Fitzpatrick said that recent events spurred her decision to speak publicly about the issue. As the company responded to massive employee walkouts over its handling of sexual misconduct with salvos about inclusivity and change, she grew frustrated.
“The self-congratulatory messaging was a little overwhelming considering some of the major issues they still had not addressed, including their accommodation policy,” she said.
After she posted on Twitter, she says, she received two types of messages: Kudos from employees from a range of companies thanking her for speaking out about the issue, and warnings from her peers at Google that she could get in trouble even for posting the accommodation process.
“Inside of Google, there’s still a culture that discourages people from talking about labor issues,” she said.

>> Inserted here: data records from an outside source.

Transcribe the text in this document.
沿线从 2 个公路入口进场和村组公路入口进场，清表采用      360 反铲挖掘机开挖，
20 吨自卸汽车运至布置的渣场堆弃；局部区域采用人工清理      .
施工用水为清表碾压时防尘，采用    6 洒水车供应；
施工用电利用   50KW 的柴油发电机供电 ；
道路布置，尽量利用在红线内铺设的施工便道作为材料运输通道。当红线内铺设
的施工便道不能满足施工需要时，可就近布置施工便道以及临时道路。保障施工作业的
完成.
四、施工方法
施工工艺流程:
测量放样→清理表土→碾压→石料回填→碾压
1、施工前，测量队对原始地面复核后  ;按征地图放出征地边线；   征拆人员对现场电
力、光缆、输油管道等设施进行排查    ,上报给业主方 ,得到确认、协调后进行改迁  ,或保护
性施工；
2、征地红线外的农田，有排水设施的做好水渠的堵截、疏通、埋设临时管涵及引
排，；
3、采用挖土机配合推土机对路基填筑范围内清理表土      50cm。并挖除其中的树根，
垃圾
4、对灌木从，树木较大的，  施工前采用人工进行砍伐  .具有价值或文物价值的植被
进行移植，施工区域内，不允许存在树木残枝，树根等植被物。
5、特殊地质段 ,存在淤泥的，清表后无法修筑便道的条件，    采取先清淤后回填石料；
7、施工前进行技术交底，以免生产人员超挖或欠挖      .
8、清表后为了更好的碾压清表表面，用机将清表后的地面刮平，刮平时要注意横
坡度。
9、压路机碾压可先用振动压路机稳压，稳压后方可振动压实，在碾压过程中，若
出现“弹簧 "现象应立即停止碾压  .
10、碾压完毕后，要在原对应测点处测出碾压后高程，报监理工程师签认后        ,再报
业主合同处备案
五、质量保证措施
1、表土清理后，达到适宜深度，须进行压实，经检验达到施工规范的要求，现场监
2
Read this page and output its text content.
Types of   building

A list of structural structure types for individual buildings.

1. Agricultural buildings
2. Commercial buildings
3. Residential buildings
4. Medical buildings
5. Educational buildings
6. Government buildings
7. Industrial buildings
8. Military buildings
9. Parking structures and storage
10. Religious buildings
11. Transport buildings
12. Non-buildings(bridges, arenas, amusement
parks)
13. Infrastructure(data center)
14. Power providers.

Fitzpatrick knows that California statutes (and Google’s own employee communications policy) protect workers who talk about their labor conditions, but doesn’t believe that enough of her coworkers realize their rights. “I think that employees should be willing to talk about them publicly so they can get feedback and find allies.”
Fitzpatrick points to an ongoing gender pay gap lawsuit against Google spearheaded by former employees Kelly Ellis, Holly Pease, and Kelli Wisuri as an inspiring current example of a challenge to the company’s employment practices, and expects more to come.
Fitzpatrick herself is accustomed to challenging the status quo.
In 2014, she won a landmark transgender rights case after suing the city of Alberta, Canada to switch the gender on her birth certificate even though she did not have sex reassignment surgery, as was previously mandated for changes.
“When I filed my lawsuit in Alberta regarding the birth certificate issuance rules, every province in Canada had the same rules as the ones I was challenging, and people thought I was crazy for challenging something so common and universally accepted,” she said.